Masimo (NASDAQ:MASI)
Founded in 1989, Masimo Corporation (NASDAQ:MASI) develops and manufactures medical devices, with a focus on noninvasive monitoring technologies.Masimo reported revenues of $600.7 million, up 9.4% year on year, exceeding analysts’ expectations by 1.5%. It may have had the worst quarter among its peers, but its results were still good as it also locked in a solid beat of analysts’ EPS estimates and full-year operating income guidance exceeding analysts’ expectations.
Interestingly, the stock is up 10.6% since the results and currently trades at $187.01.
ResMed (NYSE:RMD)
Founded in 1989 in Australia, ResMed (NYSE:RMD) is a medical device company specializing in products for chronic health conditions like sleep apnea, asthma, neuromuscular disorders, and others.ResMed reported revenues of $1.28 billion, up 10.3% year on year.
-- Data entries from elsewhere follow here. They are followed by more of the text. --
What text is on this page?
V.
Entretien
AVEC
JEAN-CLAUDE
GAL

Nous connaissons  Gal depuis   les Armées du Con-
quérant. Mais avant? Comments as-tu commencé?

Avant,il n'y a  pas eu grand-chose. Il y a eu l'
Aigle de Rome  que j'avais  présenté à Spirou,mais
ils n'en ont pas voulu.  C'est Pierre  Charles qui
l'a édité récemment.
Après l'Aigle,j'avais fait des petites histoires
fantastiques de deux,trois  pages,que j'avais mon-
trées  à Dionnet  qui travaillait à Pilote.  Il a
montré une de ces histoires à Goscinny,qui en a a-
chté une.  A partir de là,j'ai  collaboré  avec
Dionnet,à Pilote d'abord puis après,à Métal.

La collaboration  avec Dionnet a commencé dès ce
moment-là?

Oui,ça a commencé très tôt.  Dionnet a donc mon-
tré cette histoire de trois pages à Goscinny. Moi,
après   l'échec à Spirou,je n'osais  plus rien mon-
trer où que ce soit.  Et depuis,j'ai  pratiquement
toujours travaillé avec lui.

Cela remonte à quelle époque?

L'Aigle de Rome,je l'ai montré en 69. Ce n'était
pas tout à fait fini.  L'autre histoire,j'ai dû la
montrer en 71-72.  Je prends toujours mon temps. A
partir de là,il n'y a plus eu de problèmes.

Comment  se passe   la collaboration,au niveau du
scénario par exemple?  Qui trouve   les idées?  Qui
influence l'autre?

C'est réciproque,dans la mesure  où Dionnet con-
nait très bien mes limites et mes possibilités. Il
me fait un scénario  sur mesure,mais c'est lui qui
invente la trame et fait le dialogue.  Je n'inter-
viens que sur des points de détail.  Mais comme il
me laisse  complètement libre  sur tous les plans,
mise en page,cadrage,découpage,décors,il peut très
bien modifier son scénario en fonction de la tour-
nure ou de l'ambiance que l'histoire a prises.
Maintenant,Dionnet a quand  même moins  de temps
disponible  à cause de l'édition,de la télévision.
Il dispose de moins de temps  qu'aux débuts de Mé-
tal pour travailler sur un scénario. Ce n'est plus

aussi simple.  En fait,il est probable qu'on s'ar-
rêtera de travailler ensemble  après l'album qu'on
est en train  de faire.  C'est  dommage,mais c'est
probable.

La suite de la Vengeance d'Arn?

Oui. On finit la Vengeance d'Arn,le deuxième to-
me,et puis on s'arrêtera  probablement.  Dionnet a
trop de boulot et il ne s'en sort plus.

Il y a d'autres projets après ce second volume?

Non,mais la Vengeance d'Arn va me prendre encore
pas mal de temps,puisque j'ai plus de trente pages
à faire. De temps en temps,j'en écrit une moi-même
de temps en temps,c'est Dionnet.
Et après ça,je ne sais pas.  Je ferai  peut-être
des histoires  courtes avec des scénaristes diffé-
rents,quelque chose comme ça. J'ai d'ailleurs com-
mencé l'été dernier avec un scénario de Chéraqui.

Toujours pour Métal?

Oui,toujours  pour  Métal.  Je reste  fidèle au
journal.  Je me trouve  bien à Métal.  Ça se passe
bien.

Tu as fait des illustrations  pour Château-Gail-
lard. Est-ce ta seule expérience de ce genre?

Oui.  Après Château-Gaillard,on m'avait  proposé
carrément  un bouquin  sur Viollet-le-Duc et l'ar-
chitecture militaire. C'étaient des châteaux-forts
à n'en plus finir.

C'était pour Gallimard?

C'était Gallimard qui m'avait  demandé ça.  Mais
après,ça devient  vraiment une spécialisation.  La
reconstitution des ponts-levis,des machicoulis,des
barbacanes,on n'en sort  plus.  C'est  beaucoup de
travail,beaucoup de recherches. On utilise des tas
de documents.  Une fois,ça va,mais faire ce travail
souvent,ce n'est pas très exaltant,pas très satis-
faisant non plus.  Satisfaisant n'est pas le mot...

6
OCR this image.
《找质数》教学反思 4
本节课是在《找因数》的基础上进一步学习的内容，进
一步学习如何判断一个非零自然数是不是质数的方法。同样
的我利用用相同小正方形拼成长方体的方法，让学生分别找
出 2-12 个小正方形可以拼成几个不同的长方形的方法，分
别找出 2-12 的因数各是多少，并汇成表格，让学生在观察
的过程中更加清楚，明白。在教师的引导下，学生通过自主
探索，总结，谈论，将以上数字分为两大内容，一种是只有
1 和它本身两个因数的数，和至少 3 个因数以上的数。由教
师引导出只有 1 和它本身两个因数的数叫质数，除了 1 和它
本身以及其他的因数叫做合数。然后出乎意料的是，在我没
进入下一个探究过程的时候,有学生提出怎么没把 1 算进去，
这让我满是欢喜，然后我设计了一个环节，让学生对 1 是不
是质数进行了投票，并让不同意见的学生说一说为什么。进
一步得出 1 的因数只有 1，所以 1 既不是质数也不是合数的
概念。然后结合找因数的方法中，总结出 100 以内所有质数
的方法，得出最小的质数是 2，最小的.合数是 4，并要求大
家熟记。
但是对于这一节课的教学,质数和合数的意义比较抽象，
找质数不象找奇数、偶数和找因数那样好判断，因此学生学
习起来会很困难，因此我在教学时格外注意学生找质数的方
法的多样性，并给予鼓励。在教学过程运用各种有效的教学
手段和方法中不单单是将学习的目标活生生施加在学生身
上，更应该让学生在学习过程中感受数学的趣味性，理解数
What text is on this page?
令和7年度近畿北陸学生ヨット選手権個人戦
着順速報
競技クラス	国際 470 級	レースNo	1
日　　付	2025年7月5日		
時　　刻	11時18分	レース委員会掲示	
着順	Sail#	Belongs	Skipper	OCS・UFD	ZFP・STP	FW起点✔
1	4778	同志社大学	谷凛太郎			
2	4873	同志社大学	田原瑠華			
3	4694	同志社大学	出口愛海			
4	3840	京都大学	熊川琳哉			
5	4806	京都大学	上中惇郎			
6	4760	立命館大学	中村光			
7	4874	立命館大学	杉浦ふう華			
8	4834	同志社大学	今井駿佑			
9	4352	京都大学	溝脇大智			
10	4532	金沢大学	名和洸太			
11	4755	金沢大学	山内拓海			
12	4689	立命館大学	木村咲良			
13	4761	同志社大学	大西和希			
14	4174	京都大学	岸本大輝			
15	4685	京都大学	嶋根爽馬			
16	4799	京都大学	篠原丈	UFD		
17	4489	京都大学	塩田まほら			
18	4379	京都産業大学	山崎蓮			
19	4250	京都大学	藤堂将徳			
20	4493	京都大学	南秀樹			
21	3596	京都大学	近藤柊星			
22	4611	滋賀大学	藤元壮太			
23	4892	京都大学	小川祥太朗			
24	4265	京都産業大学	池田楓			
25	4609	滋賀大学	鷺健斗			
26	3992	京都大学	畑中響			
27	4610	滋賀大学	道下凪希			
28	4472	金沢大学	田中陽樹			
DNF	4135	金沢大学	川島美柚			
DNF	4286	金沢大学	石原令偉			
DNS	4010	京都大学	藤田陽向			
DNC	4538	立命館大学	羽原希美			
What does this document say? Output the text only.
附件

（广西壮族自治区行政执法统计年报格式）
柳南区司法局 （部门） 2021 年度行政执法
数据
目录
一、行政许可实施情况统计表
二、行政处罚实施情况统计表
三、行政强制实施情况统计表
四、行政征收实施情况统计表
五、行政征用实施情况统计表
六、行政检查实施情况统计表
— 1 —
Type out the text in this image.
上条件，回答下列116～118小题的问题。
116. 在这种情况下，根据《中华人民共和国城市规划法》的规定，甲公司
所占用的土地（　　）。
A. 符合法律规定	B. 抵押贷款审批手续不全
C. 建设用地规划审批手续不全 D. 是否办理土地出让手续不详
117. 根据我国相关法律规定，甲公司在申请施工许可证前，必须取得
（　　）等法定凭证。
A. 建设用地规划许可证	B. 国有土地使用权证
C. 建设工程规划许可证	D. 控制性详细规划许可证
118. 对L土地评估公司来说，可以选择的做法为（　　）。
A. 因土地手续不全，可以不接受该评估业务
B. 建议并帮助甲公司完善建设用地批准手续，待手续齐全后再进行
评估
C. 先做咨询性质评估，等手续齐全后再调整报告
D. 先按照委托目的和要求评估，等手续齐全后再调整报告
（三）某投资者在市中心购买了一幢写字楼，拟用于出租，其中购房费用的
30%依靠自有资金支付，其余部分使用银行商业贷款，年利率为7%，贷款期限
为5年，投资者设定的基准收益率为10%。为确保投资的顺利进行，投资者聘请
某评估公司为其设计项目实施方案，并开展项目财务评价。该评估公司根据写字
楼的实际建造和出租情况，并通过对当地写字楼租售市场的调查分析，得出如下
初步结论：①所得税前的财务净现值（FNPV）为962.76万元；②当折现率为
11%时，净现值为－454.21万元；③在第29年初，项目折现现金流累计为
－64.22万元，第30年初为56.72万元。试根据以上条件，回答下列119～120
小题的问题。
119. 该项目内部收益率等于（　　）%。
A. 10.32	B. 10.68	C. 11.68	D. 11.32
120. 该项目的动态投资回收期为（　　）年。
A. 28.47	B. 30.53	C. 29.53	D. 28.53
This print beat analysts’ expectations by 1%. Overall, it was a strong quarter as it also logged a solid beat of analysts’ constant currency revenue estimates and a decent beat of analysts’ EPS estimates.
The stock is down 8.9% since reporting and currently trades at $234.61.
iRhythm (NASDAQ:IRTC)
Founded in 2006, iRhythm Technologies (NASDAQ:IRTC) develops and markets wearable cardiac monitoring devices, focusing on diagnosing and managing heart arrhythmias (irregular heartbeats).iRhythm reported revenues of $164.3 million, up 24% year on year. This result surpassed analysts’ expectations by 3.9%. It was a very strong quarter as it also recorded an impressive beat of analysts’ EPS estimates and full-year revenue guidance meeting analysts’ expectations.
iRhythm delivered the biggest analyst estimates beat, fastest revenue growth, and highest full-year guidance raise among its peers. The stock is down 1.8% since reporting and currently trades at $110.42.